Los gobernantes también se están aprovechando de la pandemia para impulsar políticas que causarían indignación en tiempos normales. Trump le ha dado a la industria estadounidense un billete gratis para romper las leyes de contaminación durante la emergencia, mientras que Macron ha desmantelado uno de los principales logros del movimiento laboral al extender la semana laboral máxima a 60 horas. Sin embargo, de alguna manera, la mezquindad de estos trucos legislativos -demasiado localizados y limitados para rescatar un orden neoliberal en crisis-, muestran que la pandemia ha cogido desprevenidas a las clases dominantes: aún no han comprendido la dimensión de la recesión que nos espera y su capacidad para acabar con las ortodoxias económicas.

Muy pronto, se perderán fortunas enteras a medida que los capitalistas vean que sus negocios (aerolíneas, compañías de construcción, fábricas de automóviles, circuitos turísticos, producciones cinematográficas) se van por el desagüe.

La inyección de cantidades astronómicas de liquidez en la economía, iniciará una destrucción de capital a gran escala, ya que esta moneda recién emitida no corresponde a ningún valor real. Durante la guerra, se demuelen tanto el capital financiero como el material: infraestructuras, fábricas, puentes, puertos, estaciones, aeropuertos, edificios. Pero una vez que la guerra termina, comienza un período de reconstrucción, y es esa reconstrucción la que provoca un repunte económico. Sin embargo, la epidemia actual se parece más a una bomba de neutrinos, que mata a los humanos y deja intactos los edificios, carreteras y fábricas (si están vacías).

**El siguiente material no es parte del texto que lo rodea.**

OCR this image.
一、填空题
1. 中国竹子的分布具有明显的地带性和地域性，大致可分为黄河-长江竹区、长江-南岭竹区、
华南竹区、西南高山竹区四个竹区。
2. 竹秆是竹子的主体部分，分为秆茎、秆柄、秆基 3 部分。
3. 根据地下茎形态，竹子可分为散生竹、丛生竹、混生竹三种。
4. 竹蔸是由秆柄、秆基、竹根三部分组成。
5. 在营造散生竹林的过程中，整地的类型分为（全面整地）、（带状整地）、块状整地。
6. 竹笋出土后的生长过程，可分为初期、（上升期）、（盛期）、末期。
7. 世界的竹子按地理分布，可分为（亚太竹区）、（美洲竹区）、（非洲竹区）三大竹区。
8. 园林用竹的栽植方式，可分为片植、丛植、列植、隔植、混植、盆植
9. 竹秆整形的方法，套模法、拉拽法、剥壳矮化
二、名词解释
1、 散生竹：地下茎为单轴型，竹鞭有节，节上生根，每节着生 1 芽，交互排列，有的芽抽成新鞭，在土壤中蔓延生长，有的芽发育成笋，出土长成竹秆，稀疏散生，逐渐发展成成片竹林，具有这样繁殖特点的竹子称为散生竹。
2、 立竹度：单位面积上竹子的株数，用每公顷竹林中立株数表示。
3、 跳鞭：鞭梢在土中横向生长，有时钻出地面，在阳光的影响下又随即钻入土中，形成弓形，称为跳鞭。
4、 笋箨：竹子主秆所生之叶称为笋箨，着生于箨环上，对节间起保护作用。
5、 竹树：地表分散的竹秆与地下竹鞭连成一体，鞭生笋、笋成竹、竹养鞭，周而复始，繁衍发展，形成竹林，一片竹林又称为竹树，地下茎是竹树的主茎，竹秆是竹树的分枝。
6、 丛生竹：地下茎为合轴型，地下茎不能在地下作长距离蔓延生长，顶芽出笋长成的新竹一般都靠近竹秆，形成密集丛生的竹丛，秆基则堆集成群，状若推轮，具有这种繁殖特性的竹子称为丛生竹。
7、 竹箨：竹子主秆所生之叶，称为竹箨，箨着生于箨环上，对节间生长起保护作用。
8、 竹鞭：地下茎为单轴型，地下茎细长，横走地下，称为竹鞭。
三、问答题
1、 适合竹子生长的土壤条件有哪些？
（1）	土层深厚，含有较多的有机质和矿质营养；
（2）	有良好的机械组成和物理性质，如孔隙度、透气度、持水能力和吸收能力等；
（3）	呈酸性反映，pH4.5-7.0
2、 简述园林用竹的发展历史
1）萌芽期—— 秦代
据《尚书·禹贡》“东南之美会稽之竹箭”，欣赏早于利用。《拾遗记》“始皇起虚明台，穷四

Entonces, cuando termine la epidemia, no habrá nada que reconstruir y, por tanto ninguna, no habrá recuperación consecuente.

Después de que se levante la cuarentena, la gente no volverá de forma automática a comprar automóviles y billetes de avión en una escala como la anterior a la crisis. Muchos perderán sus empleos, mientras que aquellos que los mantengan tendrán dificultades para encontrar consumidores y clientes en una economía con problemas de liquidez.

Mientras tanto, alguien tendrá que pagar la factura del gasto masivo relacionado con el virus, especialmente una vez que la acumulación de deudas resultante debilite la confianza de los inversores, momento en el cual el temor de Wallenberg a la inestabilidad social estará justificado: cualquier tratamiento de choque que se dispense después de la crisis -cuando, en nombre de la necesidad económica, el público debe pagar por esta ‘generosidad’-, puede servir para empujar a la gente a la revuelta.